Are there any non-discrete definitions for the size of a matrix? Throughout my math education I have noticed that in order to solve a difficult problem with one set of numbers it helps to move to a larger encompassing set. For example, subtracting some natural numbers, $\mathbb{N}$ , requires the integers,  $\mathbb{Z}$ (e.g. $3-4$ would be meaningless in a world with only the natural numbers). This pattern seems to continue, from the integers to the real numbers to the complex numbers. There also seems to be another pattern that holds with the idea of scalars to matrices to tensors, etc. Each next set holding (or generalizing) the previous.
What I have noticed--in my limited math education--is that matrices stick to natural numbers in their dimensionality. That is: $$i,j \in \mathbb{N},\mathbb{R}^{i\times j}$$
My question boils down to this:

*

*Can matrix $A \in \mathbb{R}^{i\times j} : i,j \in \mathbb{C}$?

*If not why not?

*If so, then what does it mean for one of these objects to have a non-natural dimension? For example, a vector, $v \in \mathbb{R}^{- \pi/2 \times 1} $ or a matrix $A \in \mathbb{R}^{0.5 \times -1} $? Is such an object even able to be represented?

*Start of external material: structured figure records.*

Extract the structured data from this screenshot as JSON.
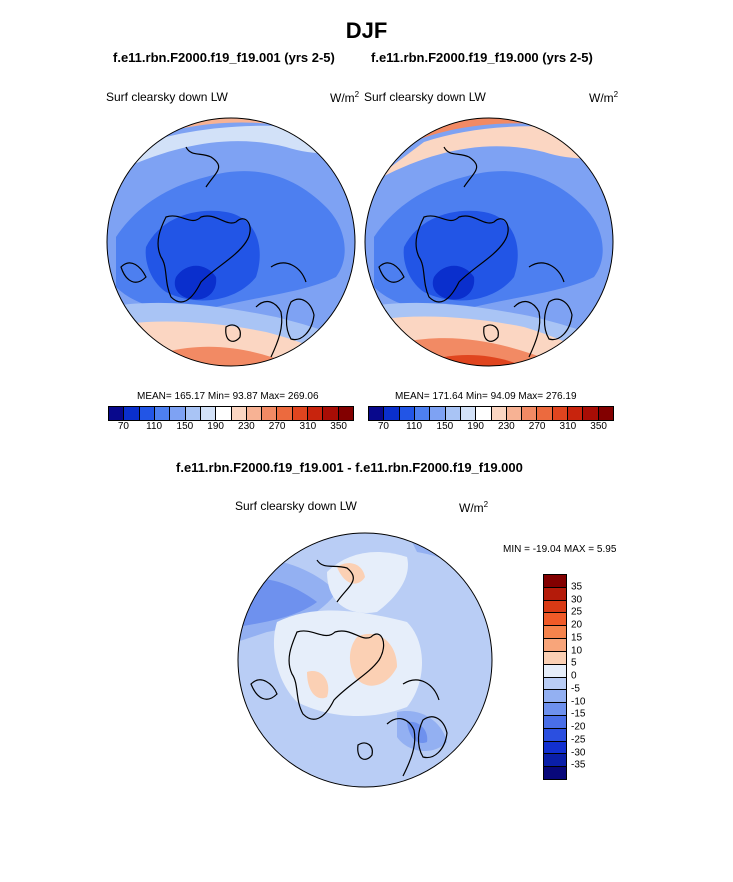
{
  "season": "DJF",
  "case_a_title": "f.e11.rbn.F2000.f19_f19.001 (yrs 2-5)",
  "case_b_title": "f.e11.rbn.F2000.f19_f19.000 (yrs 2-5)",
  "diff_title": "f.e11.rbn.F2000.f19_f19.001 - f.e11.rbn.F2000.f19_f19.000",
  "panels": [
    {
      "label": "Surf clearsky down LW",
      "units_base": "W/m",
      "units_exp": "2",
      "stats": "MEAN= 165.17  Min=  93.87  Max= 269.06"
    },
    {
      "label": "Surf clearsky down LW",
      "units_base": "W/m",
      "units_exp": "2",
      "stats": "MEAN= 171.64  Min=  94.09  Max= 276.19"
    },
    {
      "label": "Surf clearsky down LW",
      "units_base": "W/m",
      "units_exp": "2",
      "stats": "MIN = -19.04 MAX =   5.95"
    }
  ],
  "colorbar_abs": {
    "colors": [
      "#08088c",
      "#0a2fcd",
      "#2255e6",
      "#4d7ff0",
      "#7ea2f3",
      "#a9c4f5",
      "#d2e1f8",
      "#ffffff",
      "#fbd6c2",
      "#f7b294",
      "#f28a64",
      "#ec6a3e",
      "#e0451f",
      "#c8240d",
      "#a80d05",
      "#820000"
    ],
    "tick_labels": [
      "70",
      "110",
      "150",
      "190",
      "230",
      "270",
      "310",
      "350"
    ]
  },
  "colorbar_diff": {
    "colors": [
      "#820000",
      "#b41b0a",
      "#d83a15",
      "#f05a28",
      "#f5834c",
      "#f8a57a",
      "#fbd0b4",
      "#e6eefa",
      "#b9cdf5",
      "#93b0f2",
      "#6e91ee",
      "#4a6fe8",
      "#2b4fe0",
      "#1230d0",
      "#0a1fa8",
      "#08087a"
    ],
    "tick_labels": [
      "35",
      "30",
      "25",
      "20",
      "15",
      "10",
      "5",
      "0",
      "-5",
      "-10",
      "-15",
      "-20",
      "-25",
      "-30",
      "-35"
    ]
  }
}
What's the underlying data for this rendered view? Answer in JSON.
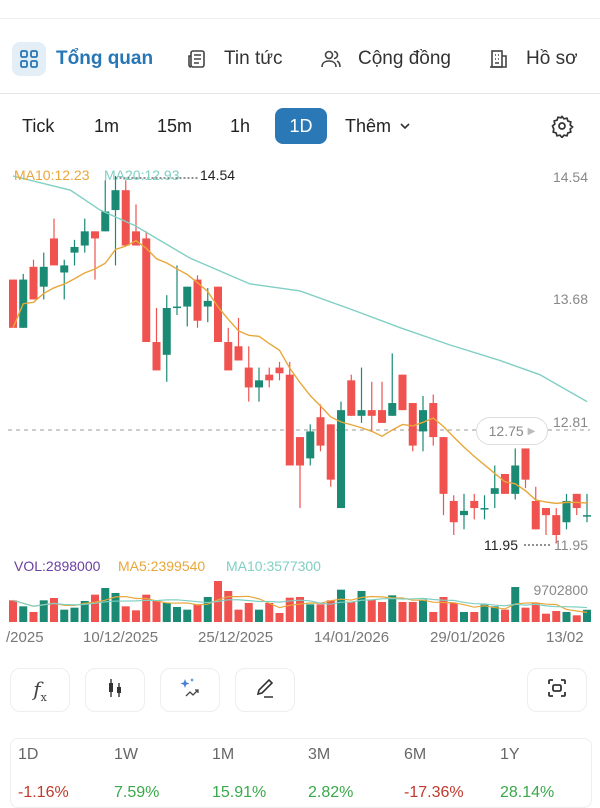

 A: A perhaps related result to what you're after, if not a direct answer:
Given any two sets $P$ and $Q$, you can from the vector spaces $\mathbb{R}^P$ and $\mathbb{R}^Q$ consisting of all functions from $P$ (resp. $Q$) to $\mathbb{R}$. Then the matrices representing linear maps from $\mathbb{R^P} \to \mathbb{R}^Q$ are given by elements of $\mathbb{R}^{P \times Q}$: functions from $P \times Q \to \mathbb{R}$.
These vector spaces have dimension other than natural numbers (say, if $P$ and $Q$ are infinite) but they do not have dimensions like what you might be looking for: i.e. they are not "complex dimensional", etc.
Instead, these vector spaces can take cardinal numbers as their dimension.
As far as a "continuous" analogue of dimension goes, I don't know of any reasonable way to make sense of a "vector space of dimension $\frac{1}{2}$", let alone one of dimension $2+i$. It also strikes me as unlikely that such a concept exists. That said, I haven't ever thought to look into such things, and I've been surprised before. Who knows, maybe you'll be the person to develop such a notion!
Edit:
After a short google, it looks like this is something that people have thought of before (at least for rational dimension), but the machinery is rather complex. See here for instance.

I hope this helps ^_^
A: If $A$'s indices can be any complex numbers, $A$ becomes a linear operator that maps a function $f$ of domain $\Bbb C$ to $\int_{\Bbb C^2}A(x, \, y)f(y) dy$. This involves regarding each such function $f$ as a vector in a space of dimension $|\Bbb C|$.